Here’s a yummy experiment to help you understand how hot cocoa powder becomes hot chocolate. You will need three identical pieces of chocolate or candy – soft chocolate, like milk chocolate sections, works best. You will also need a stopwatch or a watch with a second hand, and a volunteer (you can also do this on your own without a volunteer) to dissolve the chocolate.
Place the first piece of chocolate in the volunteer’s mouth. Tell the volunteer to not move his or her teeth, tongue, or actively suck on the chocolate. Simply let it sit there and dissolve in the saliva in the volunteer’s mouth. Time how long it takes the chocolate to dissolve from the time it is placed in the mouth until it is completely gone. Place the second piece of candy in the volunteer’s mouth. This time, tell your volunteer to use the tongue to move around the chocolate, but do not chew on it. Again, time how long it takes for the chocolate to disappear. Place the third piece in the volunteer’s mouth, this time letting him or her chew on the piece. Again, time how long it takes for the chocolate to disappear.
All three methods worked to dissolve the chocolate because they all exposed the chocolate to the mouth’s saliva. In chemistry terms, saliva is a solvent that helps to break down food (a ‘solute’) in the mouth before it is swallowed. (A solute is anything the solvent dissolves.) In hot chocolate, the hot water or hot milk acts as the solvent that dissolves the cocoa powder, the solute. But why did each piece of chocolate take a different amount of time to dissolve? To answer this, we must first understand how solvents and solutes work. For a solvent to break down a solute, it must be in contact with the surface area of the solute. The more surface area the solvent is exposed to, the quicker it can break down the solute. In your experiment, the only variable was the amount of agitation (movement) each piece of chocolate experienced while in the mouth.
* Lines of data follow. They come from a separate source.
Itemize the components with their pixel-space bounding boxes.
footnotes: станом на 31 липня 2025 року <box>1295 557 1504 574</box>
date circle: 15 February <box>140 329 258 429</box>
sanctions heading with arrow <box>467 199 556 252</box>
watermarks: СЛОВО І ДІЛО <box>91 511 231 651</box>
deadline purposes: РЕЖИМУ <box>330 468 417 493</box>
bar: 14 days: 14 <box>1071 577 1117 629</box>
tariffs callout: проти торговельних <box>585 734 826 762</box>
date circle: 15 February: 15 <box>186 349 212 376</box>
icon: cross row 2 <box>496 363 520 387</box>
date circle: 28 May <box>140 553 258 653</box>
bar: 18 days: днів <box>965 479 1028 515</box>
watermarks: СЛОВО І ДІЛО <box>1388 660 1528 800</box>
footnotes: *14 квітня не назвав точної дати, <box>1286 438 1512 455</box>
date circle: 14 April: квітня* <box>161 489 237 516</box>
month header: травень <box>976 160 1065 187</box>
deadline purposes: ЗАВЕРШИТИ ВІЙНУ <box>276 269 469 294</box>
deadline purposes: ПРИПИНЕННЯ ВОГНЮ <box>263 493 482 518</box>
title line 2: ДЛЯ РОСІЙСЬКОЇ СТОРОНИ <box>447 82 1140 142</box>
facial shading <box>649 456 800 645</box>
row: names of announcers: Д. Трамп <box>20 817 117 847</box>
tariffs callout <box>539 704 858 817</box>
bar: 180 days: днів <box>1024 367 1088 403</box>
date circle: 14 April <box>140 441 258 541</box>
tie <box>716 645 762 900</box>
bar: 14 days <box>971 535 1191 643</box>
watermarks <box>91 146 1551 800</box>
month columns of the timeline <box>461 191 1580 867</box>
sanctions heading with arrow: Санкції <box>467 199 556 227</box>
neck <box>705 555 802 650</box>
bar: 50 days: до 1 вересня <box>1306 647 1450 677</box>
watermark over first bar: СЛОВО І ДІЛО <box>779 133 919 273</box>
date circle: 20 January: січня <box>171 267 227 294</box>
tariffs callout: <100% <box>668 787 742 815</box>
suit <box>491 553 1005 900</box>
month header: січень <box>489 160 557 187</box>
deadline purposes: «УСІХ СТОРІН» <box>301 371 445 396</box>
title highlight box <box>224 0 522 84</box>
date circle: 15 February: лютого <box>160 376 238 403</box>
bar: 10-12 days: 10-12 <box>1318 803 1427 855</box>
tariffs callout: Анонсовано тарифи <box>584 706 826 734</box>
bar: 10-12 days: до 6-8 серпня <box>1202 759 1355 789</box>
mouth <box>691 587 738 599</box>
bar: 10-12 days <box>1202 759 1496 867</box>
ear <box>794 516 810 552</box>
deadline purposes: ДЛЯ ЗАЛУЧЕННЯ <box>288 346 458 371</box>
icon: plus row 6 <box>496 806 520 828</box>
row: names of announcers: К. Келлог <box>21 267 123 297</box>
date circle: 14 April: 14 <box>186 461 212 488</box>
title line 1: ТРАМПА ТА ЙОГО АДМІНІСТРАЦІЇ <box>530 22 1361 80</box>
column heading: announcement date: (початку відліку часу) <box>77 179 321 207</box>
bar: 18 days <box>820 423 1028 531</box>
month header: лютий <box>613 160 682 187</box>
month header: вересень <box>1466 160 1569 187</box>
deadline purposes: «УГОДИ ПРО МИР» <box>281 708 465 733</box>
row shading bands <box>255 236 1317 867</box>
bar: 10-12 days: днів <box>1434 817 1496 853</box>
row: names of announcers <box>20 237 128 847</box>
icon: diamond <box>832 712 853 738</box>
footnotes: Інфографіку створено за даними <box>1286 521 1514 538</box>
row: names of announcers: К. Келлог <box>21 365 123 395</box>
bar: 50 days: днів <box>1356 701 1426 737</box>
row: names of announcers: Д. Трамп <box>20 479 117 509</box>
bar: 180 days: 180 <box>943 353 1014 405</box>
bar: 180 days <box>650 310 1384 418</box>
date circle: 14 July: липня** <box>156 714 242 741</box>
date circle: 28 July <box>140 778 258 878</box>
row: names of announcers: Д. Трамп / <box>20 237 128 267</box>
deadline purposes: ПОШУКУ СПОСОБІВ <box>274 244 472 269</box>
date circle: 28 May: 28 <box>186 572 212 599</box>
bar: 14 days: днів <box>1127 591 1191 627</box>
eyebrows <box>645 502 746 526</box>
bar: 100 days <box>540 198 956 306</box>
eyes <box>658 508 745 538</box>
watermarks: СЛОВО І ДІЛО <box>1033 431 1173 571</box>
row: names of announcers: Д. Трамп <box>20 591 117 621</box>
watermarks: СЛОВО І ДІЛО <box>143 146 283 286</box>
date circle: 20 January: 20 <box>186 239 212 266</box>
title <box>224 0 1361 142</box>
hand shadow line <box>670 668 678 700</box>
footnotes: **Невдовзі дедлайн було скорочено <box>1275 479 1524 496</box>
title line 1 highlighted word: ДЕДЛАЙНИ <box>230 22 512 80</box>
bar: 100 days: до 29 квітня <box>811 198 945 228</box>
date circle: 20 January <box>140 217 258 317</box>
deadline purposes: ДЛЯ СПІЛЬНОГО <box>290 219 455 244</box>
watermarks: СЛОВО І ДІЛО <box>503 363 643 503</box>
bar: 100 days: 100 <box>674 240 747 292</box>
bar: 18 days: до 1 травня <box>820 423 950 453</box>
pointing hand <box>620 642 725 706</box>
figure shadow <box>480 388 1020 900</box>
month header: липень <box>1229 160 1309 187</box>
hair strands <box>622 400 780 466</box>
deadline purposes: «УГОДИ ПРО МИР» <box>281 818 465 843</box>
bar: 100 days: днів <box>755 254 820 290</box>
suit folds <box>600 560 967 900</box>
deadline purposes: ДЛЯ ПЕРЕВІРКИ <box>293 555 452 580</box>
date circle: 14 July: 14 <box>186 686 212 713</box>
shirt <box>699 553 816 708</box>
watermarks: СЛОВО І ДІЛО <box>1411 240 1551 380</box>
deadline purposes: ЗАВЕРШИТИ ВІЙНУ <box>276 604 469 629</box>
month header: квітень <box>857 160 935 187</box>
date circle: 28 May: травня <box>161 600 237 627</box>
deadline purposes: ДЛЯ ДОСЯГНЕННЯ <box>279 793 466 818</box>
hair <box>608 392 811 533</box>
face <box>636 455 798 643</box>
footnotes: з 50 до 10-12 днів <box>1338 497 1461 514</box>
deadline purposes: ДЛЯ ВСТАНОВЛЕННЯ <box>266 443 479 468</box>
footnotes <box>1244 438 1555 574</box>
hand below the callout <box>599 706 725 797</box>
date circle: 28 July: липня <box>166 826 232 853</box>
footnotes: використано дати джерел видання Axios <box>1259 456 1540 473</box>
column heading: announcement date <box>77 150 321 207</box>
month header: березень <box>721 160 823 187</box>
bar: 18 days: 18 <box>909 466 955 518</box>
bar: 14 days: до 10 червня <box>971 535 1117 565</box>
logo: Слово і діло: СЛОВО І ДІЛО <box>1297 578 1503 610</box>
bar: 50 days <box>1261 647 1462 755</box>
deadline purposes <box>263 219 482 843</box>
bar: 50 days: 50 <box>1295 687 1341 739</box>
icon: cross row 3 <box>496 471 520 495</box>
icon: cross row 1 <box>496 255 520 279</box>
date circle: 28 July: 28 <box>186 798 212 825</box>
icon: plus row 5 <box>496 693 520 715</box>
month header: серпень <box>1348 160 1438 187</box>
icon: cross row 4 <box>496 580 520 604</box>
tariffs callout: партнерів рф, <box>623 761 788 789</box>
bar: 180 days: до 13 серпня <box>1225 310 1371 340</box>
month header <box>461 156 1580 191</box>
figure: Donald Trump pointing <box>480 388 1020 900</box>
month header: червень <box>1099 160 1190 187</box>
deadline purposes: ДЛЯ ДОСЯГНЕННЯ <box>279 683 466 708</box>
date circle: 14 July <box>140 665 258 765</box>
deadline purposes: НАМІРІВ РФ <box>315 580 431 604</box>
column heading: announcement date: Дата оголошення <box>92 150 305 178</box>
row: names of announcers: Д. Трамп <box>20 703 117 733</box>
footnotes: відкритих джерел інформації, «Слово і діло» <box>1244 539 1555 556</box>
The first piece of chocolate that just sat in the mouth and slowly dissolved away is like just emptying a packet of cocoa powder into a cup of hot water. Without any movement to expose more surface areas of the solute, it takes a while for the solvent to dissolve the solute. The second piece of chocolate that was moved around the mouth by the tongue is like stirring the cocoa powder and the hot water. It takes less time than just letting it sit there, but it still takes a while to expose all the surface area of the cocoa to the water (hence why you get dry ‘clumps’ of powder when trying to make hot chocolate). The third piece of chocolate dissolved very quickly because the teeth chewed it up, which allowed the saliva to come in contact with a larger surface area more quickly. This is comparable to putting your hot water and cocoa powder in a blender. The blades of the blender act like teeth and can quickly break up those dry clumps of powder, making hot chocolate that much quicker. But for practical purposes, and not having to clean up the blender every time, most people are content with just using a spoon to stir their hot chocolate.
As a side note, water is often called the universal solvent because, given enough time, it will dissolve just about anything. There are two main factors that increase how fast something will dissolve: agitation and temperature. As you found in this experiment, the more agitation and movement the solute experiences while immersed in the solvent, the quicker it will dissolve. With temperature, the hotter the solvent is, the faster the molecules in the solvent move. Therefore, the molecules have more energy and can dissolve the solute faster.